Los que han acudido al templo ese sábado le escuchan atentos. Saben que “enseña como quien tiene autoridad, y no como sus escribas”. Entre los oyentes, una mujer encorvada, enferma desde hacía dieciocho años. El Señor la ve y tiene compasión de ella. Encorvada como está no puede mirar al cielo, no puede enderezar su columna vertebral, y más que andar, arrastra su cuerpo. Jesús, que ha venido a la tierra y se ha hecho hombre para que nosotros descubramos nuestra definitiva patria en el Cielo, tiene piedad y misericordia de la enferma. No le pregunta nada. En otras ocasiones, antes de hacer el milagro, el Señor ha preguntado si el enfermo quería ser curado; o le ha dicho: “¿Qué quieres de mí?” Esta vez, Jesús se adelanta a la expresión de los deseos de la mujer, y sin que medie ninguna petición ni diálogo, le dice: “Mujer, quedas libre de tu enfermedad”.
¡Tantas veces el Señor se adelanta a nuestros ruegos, a nuestras necesidades y, sin esperarlo nosotros, nos cura! Jesucristo es verdaderamente misericordioso y acoge con los brazos abiertos a quienes se le acercan pidiéndole perdón y ayuda. La mujer sorprendida da gracias “y glorificaba a Dios”.
En medio de los avatares de nuestra vida a nosotros nos cuesta mucho descubrir la patente y generosa ayuda de Dios en las dificultades que nos encontramos, y no le agradecemos su maternal y paternal preocupación por nosotros, que somos sus hijos en Su Hijo, Cristo Jesús. Viendo hoy el gesto de esta mujer, aprendamos a agradecer al Señor tantos pequeños detalles en los que podemos descubrir el amor que nos tienes, su cercanía a nosotros.
“Le impuso las manos y enseguida se puso derecha”. ¿Cuándo nos impone a nosotros las manos el Señor? Cuando nos mueve a sonreír después de un dolor, de una pena; cuando nos sostiene en la esperanza, nos invita a rezar después de situaciones contradictorias, trastornos, fracasos, nos alza de nuestro desánimo y nos dice: “¡Levántate, anda!”; cuando mueve nuestro corazón para que atendamos las necesidades de los demás, y nos da la fuerza de servir a todos; cuando nos invita y nos anima a vivir las obras de misericordia, como el buen samaritano.
El jefe de la sinagoga rechaza que Cristo le imponga las manos; y se convierte así en un ejemplo de quienes pretenden hacer un “dios” a su imagen y semejanza, un “dios” a quien pueden dominar a su antojo y a su servicio; un “dios” que se pueda encerrar en unos cuantos preceptos.

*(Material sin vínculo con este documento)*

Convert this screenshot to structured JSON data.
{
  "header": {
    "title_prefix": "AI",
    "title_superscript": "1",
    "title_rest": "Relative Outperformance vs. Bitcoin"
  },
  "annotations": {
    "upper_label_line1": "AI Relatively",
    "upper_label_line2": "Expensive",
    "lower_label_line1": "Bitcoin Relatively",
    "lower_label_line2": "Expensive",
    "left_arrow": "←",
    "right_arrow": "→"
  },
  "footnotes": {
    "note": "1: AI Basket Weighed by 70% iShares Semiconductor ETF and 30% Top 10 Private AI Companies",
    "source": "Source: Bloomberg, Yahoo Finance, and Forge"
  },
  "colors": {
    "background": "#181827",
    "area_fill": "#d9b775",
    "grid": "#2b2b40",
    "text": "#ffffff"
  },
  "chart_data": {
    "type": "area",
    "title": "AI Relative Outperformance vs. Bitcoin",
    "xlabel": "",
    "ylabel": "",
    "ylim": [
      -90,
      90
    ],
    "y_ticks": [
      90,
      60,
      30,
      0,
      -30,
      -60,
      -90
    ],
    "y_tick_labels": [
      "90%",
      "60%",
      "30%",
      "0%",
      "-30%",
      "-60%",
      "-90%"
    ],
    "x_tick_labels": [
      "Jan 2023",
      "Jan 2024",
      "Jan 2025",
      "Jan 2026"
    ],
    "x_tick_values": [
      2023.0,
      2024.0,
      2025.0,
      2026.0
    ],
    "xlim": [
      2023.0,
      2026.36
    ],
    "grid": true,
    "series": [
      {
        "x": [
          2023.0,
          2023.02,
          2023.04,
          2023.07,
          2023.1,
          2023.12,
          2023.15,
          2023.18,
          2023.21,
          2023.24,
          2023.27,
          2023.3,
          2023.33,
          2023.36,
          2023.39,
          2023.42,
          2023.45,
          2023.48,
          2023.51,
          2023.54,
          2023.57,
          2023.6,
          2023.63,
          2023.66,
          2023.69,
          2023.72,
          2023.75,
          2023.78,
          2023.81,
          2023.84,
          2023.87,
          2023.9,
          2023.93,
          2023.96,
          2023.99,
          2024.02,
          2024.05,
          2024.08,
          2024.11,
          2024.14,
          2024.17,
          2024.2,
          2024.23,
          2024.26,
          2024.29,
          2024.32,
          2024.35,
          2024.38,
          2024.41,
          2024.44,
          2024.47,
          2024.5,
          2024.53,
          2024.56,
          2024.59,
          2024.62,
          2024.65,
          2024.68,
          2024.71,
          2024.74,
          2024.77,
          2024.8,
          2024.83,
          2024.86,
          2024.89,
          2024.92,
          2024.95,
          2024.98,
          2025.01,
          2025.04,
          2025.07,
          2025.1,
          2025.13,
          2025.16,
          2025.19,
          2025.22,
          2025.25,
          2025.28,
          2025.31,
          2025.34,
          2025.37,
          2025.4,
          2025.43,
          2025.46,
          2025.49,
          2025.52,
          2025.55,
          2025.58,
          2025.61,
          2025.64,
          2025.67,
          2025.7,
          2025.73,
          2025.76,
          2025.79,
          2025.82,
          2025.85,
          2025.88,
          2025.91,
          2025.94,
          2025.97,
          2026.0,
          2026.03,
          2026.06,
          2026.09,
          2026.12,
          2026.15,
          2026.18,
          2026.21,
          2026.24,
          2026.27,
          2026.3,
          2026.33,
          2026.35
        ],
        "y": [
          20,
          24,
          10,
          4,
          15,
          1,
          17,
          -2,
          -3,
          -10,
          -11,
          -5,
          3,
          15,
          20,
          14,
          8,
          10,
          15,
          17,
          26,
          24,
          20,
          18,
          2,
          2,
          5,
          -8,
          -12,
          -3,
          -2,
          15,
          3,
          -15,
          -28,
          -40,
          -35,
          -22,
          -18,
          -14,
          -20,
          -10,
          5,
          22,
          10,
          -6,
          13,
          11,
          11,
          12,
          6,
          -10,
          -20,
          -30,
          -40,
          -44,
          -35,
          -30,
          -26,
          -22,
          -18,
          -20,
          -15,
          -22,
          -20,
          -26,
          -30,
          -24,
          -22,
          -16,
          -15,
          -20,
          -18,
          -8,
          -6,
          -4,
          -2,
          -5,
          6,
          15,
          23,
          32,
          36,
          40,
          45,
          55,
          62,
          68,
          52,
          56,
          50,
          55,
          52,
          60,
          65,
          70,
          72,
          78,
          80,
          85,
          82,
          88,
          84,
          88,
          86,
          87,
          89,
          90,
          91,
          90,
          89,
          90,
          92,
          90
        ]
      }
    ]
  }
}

El jefe de la sinagoga es el ejemplo de quien no abre su espíritu para convertirse en “imagen y semejanza de Dios”, y se queda con una imagen de sí mismo como “buen cumplidor”.
Esa apertura del corazón para descubrir, atender, y salir al paso de las necesidades de los demás, como Cristo nos enseña atendiendo a la mujer encorvada, es la que el cristiano puede alcanzar viviendo la Caridad. Ella es la piedra de toque del cristiano, su más clara muestra de identidad. El jefe de la sinagoga se preocupa de no haber cumplido el sábado. Jesucristo le recuerda que para la caridad no hay días excluidos: cualquier momento es bueno para vivirla, porque está por encima de todos los Mandamientos. Es el Mandamiento nuevo. Todo pasará menos la caridad: “Ahora permanecen estas tres cosas: la fe, la esperanza, la caridad; pero la más excelente de ellas es la caridad” (1 Co 13, 13). Y la mejor muestra de caridad es abrir a las almas el horizonte del Cielo, levantarlas de su encogimiento, de su preocupación, y animarles a ponerse en marcha al encuentro con Cristo en los Sacramentos de la Reconciliación y de la Eucaristía.
“Y toda la gente se alegraba de los milagros que hacía”, así concluye el Evangelio de hoy. Que la Virgen Santísima, Causa de nuestra alegría, nos conceda a todos ese corazón que, amando a Dios, enamorado de Cristo, sirva amando y ame sirviendo a los demás.